They kept the receipt.
Thought paying $120,000 for a banana on a wall was extreme? Earlier this week, a receipt for a piece of “invisible art” eclipsed expectations after being auctioned off in Paris for nearly $1.2 million.
“This work is guaranteed and received an irrevocable bid,” auction house Sotheby’s wrote in its catalog regarding the pay stub, which went for $1,151,467.40 — over twice the estimated price of $551,000.
Naturally, paying money for nothing might seem strange. However, the receipt was a rare remnant from “Zones of Immaterial Pictorial Sensibility,” a mid-1900s exhibition series in which pioneering French performance artist Yves Klein would sell vacant rooms to collectors in exchange for gold bullion.
The radical visionary would then invite collectors to burn the receipts and dump half the gold into the Seine River — the logic being that in doing so they’d become “definitive owner” of the “zone.”
The aforementioned certificate of authentication survived because the collector, Jacques Kugel, refused to set it alight, the Guardian reported.

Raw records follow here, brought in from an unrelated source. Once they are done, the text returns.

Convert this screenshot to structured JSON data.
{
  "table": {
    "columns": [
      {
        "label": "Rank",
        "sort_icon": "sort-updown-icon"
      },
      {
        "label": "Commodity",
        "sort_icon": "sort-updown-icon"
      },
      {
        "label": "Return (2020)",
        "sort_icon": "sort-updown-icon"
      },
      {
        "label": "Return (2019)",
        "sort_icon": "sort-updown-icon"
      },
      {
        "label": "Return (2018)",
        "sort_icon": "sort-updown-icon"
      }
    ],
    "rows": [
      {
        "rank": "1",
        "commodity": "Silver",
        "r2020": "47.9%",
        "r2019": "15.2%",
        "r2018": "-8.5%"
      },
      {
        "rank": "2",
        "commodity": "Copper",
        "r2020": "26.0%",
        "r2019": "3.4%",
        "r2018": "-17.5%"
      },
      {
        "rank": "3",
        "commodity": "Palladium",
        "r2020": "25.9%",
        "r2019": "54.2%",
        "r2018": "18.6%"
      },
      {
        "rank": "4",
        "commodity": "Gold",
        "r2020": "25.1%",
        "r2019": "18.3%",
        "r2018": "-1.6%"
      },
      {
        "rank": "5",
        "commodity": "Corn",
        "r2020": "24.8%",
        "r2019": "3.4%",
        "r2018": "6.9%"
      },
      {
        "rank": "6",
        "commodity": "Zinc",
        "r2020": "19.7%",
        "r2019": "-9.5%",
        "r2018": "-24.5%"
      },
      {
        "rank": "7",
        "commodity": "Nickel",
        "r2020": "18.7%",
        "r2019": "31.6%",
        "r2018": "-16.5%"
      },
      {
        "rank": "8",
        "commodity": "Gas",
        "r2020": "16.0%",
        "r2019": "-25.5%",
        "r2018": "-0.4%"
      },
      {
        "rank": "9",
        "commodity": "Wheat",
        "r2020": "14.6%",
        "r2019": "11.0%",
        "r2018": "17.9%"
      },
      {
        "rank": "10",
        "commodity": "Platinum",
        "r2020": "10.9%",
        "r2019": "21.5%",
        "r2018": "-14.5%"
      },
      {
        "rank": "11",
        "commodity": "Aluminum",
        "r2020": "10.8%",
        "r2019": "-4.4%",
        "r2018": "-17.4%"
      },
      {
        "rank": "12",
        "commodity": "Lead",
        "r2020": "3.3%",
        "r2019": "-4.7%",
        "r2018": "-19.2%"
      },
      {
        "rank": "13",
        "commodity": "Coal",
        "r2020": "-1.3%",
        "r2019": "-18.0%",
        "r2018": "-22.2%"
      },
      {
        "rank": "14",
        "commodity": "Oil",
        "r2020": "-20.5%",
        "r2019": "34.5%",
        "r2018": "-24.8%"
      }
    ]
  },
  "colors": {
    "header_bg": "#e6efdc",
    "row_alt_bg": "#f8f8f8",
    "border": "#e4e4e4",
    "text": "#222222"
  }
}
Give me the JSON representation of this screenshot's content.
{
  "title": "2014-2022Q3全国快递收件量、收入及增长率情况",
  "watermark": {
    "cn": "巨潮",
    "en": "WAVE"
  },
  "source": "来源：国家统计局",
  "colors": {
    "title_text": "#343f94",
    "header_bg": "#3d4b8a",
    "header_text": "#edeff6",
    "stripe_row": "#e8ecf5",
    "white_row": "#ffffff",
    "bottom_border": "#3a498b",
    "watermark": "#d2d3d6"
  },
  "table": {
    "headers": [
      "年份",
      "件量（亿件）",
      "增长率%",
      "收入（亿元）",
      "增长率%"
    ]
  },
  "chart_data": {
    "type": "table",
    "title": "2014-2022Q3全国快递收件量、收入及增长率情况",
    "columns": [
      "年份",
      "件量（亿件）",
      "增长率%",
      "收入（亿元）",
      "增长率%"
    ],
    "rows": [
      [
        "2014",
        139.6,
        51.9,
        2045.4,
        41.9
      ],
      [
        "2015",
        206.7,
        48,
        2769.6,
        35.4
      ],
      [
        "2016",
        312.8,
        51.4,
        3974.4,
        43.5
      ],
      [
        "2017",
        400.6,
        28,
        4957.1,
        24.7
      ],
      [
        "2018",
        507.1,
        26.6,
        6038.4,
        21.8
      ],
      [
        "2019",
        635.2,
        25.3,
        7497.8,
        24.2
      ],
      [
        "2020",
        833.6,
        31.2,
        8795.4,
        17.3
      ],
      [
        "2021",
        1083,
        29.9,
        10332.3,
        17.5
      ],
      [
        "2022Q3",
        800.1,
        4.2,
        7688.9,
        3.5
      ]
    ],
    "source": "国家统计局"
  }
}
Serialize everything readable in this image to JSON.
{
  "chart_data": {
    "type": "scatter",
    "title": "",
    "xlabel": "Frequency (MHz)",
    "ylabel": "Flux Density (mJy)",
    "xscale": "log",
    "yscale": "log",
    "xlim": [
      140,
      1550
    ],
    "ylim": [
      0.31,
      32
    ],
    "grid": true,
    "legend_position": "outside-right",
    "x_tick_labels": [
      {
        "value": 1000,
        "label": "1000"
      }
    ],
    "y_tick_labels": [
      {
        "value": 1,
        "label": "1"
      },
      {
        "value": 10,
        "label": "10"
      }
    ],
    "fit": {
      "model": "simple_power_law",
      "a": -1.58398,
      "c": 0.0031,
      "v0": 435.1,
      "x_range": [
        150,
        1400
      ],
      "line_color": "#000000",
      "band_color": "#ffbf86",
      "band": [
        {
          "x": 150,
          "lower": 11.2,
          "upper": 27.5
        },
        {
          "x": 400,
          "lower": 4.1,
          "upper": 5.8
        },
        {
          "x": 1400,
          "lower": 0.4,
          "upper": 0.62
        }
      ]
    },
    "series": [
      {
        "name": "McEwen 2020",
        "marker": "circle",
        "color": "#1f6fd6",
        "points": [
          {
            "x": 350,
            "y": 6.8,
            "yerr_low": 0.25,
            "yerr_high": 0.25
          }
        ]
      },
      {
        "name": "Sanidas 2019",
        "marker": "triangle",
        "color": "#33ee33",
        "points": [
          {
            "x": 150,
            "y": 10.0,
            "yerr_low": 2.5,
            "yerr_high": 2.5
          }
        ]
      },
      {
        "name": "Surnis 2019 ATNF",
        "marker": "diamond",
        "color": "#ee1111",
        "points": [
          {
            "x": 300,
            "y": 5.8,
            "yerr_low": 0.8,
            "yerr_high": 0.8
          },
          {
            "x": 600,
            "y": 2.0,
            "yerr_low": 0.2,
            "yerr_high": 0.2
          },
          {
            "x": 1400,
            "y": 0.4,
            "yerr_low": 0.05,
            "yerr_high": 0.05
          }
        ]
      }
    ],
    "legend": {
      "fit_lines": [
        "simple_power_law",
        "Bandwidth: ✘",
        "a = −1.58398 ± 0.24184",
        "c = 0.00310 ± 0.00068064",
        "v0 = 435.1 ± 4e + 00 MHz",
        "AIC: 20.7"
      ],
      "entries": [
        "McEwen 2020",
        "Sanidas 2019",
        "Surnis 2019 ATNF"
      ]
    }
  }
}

It has since been displayed everywhere from London to Paris, before getting bought by ex-gallery owner Loïc Malle, who auctioned it off along with other pieces from his collection.
Designed to imitate a bank check, the 8-inch-wide ticket sports Klein’s signature and is dated December 7, 1959 — several years before the artist’s death in 1962.
Experts have since credited the provocateur with anticipating the modern NFT.
“Some have likened the transfer of a zone of sensitivity and the invention of receipts as an ancestor of the NFT, which itself allows the exchange of immaterial works,” Sotheby’s wrote in the catalog.
As of yet, it’s too early to say whether the buyer, who is identified only as a “private European collector,” is purchasing the receipt with cryptocurrency.
In a similarly meta performance art piece in September, a Danish museum gave an artist $84,000 to use in a commissioned piece — only to have him pocket the cash and turn in two blank canvases entitled “Take the Money and Run.”